We improved the frequency initialization for learnable RoPEs and have run these additional evaluations:
| Accuracy with STDev | Spherical (Learned) | Axial (Learned) | Mixed | Uniform | APE | LieRE |
|---|---|---|---|---|---|---|
| CIFAR100 (5 Runs) | 73.2 +- .4 (74.1 +- .4) | 72.1+-0.6 (72.9 +- .6) | 74.7+-.3 | 70.5+-.2 | 64.2 +- 0.9 | 74.2 |
| ImageNet (In Progress) |
| Segmentation (IoU) | Spherical | Axial (Learned) | Mixed | Uniform | APE |
|---|---|---|---|---|---|
| VOC (No Augmentation) | .45 | .42 | .41 | ||
| VOC (Simple Augmentation) | .50 | .46 (.47) | .50 | .45 |
| Portion of CIFAR100 | Spherical (Learned) | Axial (Learned) | Mixed | Uniform | APE |
|---|---|---|---|---|---|
| .2 | 56.04 (57.2) | 55.3 (56.6) | 56.9 | 52.82 | 45.9 |
| .4 | 63.6 (65.34) | 63.3 (62.5) | 64.4 | 59.7 | 53.4 |
| .6 | 67.6 (69.8) | 66.0 (66.78) | 70.0 | 64.1 | 57.7 |
| .8 | 69.8 | 69.9 | 71.6 | 59.0 |
Below we show the time it took for each method to run 100 forward passes to compare relative speed.
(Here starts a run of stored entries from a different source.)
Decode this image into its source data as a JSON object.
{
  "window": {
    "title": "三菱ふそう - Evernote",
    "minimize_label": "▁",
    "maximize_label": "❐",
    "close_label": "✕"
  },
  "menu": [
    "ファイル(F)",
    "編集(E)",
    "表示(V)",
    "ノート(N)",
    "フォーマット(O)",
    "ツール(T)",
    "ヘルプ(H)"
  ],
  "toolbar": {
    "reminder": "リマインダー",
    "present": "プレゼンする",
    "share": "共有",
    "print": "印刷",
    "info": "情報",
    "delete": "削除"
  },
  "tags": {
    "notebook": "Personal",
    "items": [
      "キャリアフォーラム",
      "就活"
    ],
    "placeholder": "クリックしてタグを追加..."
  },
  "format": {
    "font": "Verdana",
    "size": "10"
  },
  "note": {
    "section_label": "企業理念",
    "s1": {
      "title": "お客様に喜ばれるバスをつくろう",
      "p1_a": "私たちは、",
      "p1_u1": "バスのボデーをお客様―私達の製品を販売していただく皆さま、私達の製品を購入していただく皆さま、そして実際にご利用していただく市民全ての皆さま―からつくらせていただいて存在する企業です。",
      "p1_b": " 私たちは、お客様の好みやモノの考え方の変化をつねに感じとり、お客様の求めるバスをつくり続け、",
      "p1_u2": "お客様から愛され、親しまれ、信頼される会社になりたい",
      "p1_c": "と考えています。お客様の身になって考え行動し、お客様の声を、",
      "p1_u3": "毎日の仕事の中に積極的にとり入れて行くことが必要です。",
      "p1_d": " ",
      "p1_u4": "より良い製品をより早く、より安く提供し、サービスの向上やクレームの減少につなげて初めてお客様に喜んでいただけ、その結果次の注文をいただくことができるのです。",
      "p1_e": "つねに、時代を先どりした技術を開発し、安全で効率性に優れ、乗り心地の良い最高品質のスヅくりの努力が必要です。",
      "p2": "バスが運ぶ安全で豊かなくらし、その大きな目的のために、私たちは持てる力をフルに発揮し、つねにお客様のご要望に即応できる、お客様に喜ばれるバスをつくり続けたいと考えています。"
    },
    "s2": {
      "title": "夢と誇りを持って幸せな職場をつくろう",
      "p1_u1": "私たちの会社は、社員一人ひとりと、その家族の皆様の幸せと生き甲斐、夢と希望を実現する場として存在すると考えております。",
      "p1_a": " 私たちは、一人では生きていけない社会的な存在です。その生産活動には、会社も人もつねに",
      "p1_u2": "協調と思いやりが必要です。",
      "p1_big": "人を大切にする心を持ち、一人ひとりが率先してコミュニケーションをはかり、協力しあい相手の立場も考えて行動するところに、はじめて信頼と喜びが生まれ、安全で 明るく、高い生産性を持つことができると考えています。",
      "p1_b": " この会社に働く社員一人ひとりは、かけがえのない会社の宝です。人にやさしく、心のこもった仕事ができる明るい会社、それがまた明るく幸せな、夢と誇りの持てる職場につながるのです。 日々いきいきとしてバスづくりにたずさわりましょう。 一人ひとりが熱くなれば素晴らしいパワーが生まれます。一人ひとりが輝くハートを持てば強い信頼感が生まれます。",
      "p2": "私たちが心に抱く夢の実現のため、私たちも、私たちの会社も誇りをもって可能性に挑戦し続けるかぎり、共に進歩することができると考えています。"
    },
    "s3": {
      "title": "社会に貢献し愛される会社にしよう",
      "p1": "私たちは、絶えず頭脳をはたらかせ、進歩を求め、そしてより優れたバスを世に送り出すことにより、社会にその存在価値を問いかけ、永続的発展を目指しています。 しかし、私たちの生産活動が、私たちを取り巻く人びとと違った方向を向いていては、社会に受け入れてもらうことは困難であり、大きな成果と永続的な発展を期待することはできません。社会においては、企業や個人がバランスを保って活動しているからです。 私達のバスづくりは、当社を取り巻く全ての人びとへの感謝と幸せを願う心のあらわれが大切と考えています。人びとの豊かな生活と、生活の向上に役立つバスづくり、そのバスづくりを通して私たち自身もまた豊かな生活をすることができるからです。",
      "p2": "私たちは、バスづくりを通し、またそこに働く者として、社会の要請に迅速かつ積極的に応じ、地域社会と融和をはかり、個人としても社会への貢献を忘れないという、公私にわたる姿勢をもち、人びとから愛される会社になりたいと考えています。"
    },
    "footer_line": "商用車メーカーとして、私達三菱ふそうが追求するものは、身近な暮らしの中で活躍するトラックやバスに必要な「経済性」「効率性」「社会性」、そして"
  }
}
The experiment was performed by running a dummy input of dimension (B=256, C=3, H=224, W=224) 100 times with a ViT backbone on one A100 gpu. This is simulated training time, so the rotation matrices were recalculated with every pass.
| Time comparison | Spherical (Learned) | Axial (Learned) | Mixed | LieRE | APE | Uniform |
|---|---|---|---|---|---|---|
| Without torch.autocast | 16.6s (16.6s) | 16.5s (16.7s) | 15.7s | 27.4s | 13.1s | 16.5s |
| With torch.autocast | 6.7s (5.8s) | 6.5s (5.7s) | 5.2s | 13.6s | 3.9s | 6.6s |
The main concern initially raised by a subset of reviewers was on the main finding of the paper; after an engaging discussion round, it seems there is now understanding that the main point of the paper was not to promote the advantages of Spherical RoPE or Uniform RoPE, but to perform ablation studies relative to these two methods to better understand why RoPE works. All reviewers find value in the findings reported in the paper. Although one reviewer believes additional and more comprehensive study is needed to make the argument that equivariance is not the primary reason for RoPE's success, the study itself and its results are still considered meaningful and of value. The final version of the paper will, I believe, be considerably revised to reflect the many constructive suggestions of the reviewers, adding more nuance to the claims and better explaining the main findings about the relationship between equivariance and RoPE's success.